By Jackie Chan standards, Gorgeous is an undeniably sedate film, perhaps overly reliant upon Shu Qi's wide-eyed charm and comedic gifts, relegating the clown prince of kung fu to a straight man role. Nevertheless, Chan plays the role of a suave playboy very convincingly, proving again how underrated he is as an actor. As something of a star-studded affair the film features blink-and-you'll miss 'em cameos from future superstars Stephen Fung, Daniel Wu and queen of comedy Sandra Ng along with a more substantial turn from the great Tony Leung Chiu-Wai, who gives an admirably non-caricatured performance as Ah Bu's gay B.F.F. Absent from the international cut however is a cameo from Stephen Chow Sing-Chi which was part of a gentleman's agreement between the two biggest stars in Hong Kong cinema following Jackie's cameo in The King of Comedy (1999). The action sequences, choreographed by Jackie as usual, might not rank among his most memorable but are as fast-paced and athletic as one would expect from a Jackie Chan production. The finale epic slapstick bout is particularly inventive and fun, vaguely reminiscent of his career highlight face-off against Benny 'The Jet' Urquidez in the superb Wheels on Meals (1984).
On the downside, the corporate rivalry sub-plot fails to engage. There is too much talk of stocks and shares, although Jackie's complex relationship with disturbed rival Howie proves unexpectedly touching. This was the first Jackie Chan film where hero and villain bond over mutual romantic frustration.

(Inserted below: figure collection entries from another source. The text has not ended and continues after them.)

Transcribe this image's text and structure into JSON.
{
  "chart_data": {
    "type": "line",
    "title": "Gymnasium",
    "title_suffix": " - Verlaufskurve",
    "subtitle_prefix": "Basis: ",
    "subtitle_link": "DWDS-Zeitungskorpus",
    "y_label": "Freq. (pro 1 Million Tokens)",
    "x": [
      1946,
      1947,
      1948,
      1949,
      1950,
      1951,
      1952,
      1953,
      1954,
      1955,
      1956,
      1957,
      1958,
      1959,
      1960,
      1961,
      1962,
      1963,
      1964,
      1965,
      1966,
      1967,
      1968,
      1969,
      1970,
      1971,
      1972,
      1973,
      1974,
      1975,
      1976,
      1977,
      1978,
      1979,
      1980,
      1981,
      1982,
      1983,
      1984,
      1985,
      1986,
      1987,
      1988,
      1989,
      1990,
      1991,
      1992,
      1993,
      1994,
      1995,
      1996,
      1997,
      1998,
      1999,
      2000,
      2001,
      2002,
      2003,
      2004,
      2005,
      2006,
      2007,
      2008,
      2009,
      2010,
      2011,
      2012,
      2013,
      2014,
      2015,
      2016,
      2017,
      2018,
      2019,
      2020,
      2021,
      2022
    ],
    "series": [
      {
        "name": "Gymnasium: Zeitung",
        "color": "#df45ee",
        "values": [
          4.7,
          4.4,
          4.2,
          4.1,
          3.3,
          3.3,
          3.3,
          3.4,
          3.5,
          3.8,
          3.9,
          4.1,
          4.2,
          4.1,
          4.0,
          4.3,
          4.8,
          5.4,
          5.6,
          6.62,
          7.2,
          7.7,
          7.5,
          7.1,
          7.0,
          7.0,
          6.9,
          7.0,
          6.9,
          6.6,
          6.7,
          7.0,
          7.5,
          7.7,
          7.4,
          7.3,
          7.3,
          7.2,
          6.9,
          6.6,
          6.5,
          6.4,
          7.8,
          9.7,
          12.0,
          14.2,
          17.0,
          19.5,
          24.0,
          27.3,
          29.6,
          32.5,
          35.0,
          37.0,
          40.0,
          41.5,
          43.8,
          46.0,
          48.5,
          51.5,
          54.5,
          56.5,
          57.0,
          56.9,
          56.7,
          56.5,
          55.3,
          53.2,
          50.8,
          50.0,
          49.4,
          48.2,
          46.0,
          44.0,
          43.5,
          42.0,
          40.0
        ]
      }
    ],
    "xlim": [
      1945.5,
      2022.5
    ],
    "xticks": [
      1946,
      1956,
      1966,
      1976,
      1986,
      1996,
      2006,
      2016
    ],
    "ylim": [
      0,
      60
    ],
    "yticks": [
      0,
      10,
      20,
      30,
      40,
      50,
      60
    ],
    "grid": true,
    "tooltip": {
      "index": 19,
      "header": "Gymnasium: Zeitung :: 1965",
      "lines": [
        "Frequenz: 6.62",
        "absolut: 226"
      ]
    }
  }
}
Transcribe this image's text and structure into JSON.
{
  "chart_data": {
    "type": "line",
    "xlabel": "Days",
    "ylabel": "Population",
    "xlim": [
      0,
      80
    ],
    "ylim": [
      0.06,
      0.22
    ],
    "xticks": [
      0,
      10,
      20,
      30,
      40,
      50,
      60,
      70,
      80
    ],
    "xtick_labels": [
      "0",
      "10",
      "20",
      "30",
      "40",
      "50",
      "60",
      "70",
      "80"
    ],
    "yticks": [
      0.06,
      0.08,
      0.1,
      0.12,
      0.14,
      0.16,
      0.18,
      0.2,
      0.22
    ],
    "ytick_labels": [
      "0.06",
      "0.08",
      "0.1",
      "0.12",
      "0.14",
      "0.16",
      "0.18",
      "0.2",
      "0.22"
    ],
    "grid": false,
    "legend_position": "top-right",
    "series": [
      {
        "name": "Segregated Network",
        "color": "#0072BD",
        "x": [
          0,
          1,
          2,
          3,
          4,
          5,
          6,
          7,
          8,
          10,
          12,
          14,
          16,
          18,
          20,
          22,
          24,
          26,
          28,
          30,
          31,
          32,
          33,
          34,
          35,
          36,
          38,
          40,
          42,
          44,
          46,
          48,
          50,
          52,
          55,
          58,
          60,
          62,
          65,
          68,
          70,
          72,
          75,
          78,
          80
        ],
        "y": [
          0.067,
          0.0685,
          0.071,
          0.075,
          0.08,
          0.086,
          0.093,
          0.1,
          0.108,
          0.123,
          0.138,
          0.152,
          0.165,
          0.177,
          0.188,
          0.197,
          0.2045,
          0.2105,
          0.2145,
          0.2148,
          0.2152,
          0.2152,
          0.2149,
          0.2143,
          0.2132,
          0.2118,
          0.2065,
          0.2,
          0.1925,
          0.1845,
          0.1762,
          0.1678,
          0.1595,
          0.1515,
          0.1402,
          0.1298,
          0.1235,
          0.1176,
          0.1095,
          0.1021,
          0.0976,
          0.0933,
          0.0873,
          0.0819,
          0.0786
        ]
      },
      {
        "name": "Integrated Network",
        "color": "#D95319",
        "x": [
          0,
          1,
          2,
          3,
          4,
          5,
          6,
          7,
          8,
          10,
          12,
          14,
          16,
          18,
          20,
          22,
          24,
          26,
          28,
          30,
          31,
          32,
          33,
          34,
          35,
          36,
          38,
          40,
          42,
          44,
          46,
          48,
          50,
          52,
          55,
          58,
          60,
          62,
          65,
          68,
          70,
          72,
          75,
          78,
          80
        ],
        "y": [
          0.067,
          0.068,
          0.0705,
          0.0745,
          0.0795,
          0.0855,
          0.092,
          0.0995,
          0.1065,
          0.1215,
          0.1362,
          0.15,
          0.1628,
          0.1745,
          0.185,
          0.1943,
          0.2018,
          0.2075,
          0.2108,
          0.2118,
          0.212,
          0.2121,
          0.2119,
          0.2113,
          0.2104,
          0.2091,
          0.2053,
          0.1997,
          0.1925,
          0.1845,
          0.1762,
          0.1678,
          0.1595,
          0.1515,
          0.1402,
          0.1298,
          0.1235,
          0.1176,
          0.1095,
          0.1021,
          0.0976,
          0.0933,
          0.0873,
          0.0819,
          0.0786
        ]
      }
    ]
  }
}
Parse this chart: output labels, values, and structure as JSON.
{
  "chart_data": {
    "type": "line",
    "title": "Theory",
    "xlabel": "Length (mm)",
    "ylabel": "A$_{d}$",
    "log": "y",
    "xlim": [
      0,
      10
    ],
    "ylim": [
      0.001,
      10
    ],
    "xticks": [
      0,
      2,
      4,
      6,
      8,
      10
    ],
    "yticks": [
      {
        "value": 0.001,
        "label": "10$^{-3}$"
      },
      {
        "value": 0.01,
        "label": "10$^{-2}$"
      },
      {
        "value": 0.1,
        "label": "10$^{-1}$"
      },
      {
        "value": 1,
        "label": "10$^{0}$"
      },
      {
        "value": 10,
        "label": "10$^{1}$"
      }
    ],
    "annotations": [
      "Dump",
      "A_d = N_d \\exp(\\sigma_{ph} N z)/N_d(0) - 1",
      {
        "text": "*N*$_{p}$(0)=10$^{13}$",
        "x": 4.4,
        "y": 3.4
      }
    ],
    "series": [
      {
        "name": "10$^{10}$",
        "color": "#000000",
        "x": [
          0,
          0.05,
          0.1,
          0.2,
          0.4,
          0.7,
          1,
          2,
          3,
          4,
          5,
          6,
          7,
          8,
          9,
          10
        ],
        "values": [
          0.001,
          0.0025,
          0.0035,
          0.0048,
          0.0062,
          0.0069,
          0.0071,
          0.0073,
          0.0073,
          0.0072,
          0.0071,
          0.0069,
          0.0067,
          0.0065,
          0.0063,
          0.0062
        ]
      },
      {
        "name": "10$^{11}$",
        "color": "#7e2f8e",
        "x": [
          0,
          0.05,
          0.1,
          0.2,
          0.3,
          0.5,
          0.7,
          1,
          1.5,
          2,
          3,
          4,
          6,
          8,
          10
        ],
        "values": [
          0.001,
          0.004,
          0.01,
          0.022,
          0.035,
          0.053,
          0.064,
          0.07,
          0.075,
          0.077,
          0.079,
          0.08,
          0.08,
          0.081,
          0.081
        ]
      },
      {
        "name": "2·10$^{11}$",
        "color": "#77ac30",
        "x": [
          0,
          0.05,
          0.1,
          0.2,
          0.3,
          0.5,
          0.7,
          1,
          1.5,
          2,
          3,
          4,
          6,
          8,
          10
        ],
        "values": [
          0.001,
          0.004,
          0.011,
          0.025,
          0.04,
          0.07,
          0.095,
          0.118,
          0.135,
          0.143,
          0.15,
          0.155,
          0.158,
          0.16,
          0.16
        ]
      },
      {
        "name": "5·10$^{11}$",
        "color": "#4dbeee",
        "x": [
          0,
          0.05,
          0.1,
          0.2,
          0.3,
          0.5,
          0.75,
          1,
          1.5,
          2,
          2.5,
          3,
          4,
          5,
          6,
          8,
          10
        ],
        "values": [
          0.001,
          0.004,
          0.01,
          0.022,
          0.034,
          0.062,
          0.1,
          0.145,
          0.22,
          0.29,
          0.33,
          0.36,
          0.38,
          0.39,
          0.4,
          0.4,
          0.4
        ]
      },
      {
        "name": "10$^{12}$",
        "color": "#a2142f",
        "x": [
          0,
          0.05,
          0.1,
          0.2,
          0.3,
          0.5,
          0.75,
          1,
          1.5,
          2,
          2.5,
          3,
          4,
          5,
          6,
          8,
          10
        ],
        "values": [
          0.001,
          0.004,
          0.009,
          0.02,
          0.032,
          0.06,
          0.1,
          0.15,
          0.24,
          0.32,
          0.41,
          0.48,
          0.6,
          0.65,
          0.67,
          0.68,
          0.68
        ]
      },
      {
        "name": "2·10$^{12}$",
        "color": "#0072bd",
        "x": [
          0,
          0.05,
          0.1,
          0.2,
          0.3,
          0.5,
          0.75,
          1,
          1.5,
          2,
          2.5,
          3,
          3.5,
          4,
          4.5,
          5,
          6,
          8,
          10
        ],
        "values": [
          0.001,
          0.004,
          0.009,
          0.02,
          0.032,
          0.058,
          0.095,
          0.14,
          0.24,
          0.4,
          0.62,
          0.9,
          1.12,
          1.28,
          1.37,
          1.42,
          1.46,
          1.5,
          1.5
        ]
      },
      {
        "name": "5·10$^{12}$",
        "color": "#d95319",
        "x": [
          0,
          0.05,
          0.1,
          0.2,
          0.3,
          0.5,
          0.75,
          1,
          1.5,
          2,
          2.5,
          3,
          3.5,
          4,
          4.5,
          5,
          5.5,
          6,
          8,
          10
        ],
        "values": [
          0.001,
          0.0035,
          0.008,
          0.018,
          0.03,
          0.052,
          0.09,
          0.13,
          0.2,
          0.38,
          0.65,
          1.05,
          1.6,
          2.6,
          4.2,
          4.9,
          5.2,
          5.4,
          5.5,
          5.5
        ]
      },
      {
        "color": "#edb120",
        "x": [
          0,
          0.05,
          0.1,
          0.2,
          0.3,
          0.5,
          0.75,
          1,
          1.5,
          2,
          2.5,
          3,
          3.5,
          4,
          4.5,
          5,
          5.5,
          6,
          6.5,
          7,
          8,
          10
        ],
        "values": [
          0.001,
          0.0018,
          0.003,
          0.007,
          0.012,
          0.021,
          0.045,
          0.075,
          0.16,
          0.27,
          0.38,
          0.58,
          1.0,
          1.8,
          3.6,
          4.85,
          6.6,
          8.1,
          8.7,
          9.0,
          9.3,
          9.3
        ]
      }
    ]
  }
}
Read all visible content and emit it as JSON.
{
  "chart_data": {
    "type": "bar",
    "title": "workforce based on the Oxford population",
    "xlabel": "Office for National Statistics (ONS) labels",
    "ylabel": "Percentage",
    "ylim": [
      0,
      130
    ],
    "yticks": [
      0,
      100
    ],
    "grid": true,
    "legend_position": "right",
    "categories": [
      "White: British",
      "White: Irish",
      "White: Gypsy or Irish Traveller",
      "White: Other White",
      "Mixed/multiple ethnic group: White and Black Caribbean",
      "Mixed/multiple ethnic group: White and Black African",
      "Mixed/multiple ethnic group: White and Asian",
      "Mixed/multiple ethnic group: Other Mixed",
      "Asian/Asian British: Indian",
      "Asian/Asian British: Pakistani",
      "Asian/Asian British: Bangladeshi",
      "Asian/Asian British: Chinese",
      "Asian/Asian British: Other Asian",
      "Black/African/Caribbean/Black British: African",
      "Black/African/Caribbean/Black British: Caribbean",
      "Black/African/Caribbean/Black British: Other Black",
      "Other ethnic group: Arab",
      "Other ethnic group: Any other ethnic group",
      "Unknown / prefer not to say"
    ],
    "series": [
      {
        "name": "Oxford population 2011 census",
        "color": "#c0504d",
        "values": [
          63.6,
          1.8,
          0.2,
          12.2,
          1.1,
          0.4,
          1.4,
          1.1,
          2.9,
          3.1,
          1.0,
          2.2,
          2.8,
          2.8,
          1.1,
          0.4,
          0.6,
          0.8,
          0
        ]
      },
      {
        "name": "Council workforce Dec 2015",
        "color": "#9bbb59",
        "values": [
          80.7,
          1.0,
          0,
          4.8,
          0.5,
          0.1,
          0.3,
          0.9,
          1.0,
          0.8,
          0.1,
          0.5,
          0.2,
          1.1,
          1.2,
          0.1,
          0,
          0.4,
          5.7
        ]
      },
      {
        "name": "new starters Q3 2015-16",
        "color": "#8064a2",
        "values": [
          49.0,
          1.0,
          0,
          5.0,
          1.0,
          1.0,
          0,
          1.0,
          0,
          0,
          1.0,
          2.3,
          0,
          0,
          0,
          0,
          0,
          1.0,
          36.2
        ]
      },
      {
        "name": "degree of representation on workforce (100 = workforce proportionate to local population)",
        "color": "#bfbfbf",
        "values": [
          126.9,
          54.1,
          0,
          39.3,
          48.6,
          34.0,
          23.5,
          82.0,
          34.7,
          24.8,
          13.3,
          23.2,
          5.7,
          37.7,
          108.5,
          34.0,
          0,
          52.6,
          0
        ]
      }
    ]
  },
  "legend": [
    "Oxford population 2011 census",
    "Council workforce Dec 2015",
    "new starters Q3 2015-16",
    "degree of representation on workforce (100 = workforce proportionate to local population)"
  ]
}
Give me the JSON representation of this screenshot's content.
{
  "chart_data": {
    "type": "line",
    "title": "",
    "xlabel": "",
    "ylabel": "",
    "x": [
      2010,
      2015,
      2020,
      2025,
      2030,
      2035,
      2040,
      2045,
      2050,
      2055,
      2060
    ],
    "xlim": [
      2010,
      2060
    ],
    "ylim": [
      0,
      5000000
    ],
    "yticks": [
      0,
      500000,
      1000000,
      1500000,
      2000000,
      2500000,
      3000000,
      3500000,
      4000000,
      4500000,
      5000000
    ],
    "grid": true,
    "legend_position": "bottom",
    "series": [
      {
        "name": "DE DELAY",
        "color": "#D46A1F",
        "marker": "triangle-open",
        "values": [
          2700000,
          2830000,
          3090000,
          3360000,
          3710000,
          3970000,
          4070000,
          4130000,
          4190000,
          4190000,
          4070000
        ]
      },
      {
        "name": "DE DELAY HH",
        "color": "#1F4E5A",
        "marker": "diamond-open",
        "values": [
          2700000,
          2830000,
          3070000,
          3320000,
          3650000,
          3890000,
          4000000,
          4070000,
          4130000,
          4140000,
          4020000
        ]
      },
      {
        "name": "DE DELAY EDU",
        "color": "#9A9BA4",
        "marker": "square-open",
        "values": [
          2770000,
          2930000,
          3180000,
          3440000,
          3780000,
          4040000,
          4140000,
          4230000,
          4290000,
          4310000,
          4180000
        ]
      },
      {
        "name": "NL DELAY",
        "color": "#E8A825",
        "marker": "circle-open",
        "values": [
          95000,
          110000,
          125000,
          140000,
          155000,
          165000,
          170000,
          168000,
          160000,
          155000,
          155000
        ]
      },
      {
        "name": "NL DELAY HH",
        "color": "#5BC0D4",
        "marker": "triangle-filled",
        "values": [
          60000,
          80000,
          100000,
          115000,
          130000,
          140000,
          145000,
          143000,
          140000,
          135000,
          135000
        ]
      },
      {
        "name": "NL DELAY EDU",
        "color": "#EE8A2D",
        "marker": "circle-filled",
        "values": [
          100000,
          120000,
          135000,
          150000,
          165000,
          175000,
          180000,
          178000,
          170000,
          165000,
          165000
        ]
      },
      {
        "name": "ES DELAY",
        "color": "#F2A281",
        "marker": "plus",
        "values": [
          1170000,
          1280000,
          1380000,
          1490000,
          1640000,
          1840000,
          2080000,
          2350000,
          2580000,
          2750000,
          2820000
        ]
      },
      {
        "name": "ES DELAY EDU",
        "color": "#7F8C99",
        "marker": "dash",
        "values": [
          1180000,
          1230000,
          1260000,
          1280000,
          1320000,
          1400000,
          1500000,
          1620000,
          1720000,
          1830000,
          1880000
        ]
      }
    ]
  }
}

Mid-way through the plot gets derailed when Howie hires Alan (Bradley James Allan), a diminutive but deadly American kung fu expert who fights Jackie to a stand-still. Thereafter, Ah Bu gets sidelined as a defeated Jackie endures an arduous Rocky-style training regime to get back the eye of the tiger. Clearly, the filmmakers set out to make one kind of film but were forced to divert into another. Also the familiar rom-com third act misunderstanding proves simply confusing here as it is not clear why Ah Bu gets upset nor why Jackie has to endure such a beating at the hands of her father.